There were several other startups that shut shop during 2015—often due to the lack of a scalable business model or the inability to raise funds. These include Helion Venture Partners-backed technology recruitment platform TalentPad.com, bus aggregation startup Trevo, Seedfund-backed women’s fashion brand Done By None, referral-based recruiting platform Zobtree, and Localbanya, an online grocery startup funded by Springboard Fund, Karmvir Avant Infotech and Shrem Strategies.
At an appearance on Nov. 23, Bollywood actor Aamir Khan voiced concern about religious intolerance in India.
Khan was subjected to brutal online trolling by those who saw the comment as unpatriotic. An unlikely victim of the episode was online marketplace Snapdeal, which Khan has been endorsing.

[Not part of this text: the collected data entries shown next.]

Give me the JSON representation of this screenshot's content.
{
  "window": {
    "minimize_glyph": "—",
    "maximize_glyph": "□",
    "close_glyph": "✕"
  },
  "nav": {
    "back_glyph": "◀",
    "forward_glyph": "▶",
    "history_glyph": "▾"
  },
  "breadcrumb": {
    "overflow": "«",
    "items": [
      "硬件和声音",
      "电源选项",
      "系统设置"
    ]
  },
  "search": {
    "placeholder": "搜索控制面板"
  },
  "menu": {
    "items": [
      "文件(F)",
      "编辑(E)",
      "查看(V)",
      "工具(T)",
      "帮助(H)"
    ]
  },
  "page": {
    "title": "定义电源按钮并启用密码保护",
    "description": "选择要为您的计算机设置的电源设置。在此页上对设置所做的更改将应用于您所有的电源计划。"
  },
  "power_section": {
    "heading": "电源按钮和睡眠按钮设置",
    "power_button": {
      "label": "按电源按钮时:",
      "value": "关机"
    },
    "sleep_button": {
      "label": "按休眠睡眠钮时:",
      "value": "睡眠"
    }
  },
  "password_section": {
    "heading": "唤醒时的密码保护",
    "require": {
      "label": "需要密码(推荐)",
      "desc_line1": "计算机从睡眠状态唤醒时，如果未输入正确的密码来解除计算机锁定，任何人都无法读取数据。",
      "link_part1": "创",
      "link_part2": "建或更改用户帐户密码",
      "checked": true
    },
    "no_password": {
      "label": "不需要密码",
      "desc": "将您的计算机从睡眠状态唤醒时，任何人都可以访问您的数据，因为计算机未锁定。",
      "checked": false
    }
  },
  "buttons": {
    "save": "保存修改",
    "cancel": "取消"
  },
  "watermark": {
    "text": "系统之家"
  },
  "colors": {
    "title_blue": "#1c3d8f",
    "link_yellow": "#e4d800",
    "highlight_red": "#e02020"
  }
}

Furious over Khan’s comments, many Indians threatened to uninstall Snapdeal’s mobile app or to discontinue using the portal for shopping. The critics reportedly managed to pull down the rating of the Snapdeal mobile app on the Google Play Store. Compared to the 4.2 ratings then for close competitors Flipkart and Amazon, Snapdeal’s app was rated 4.1 on the Google Play Store on Nov. 24.
Snapdeal tried to distance itself from the controversy, and said it is “neither connected nor plays a role in comments made by Aamir Khan in his personal capacity.” But the damage was already done.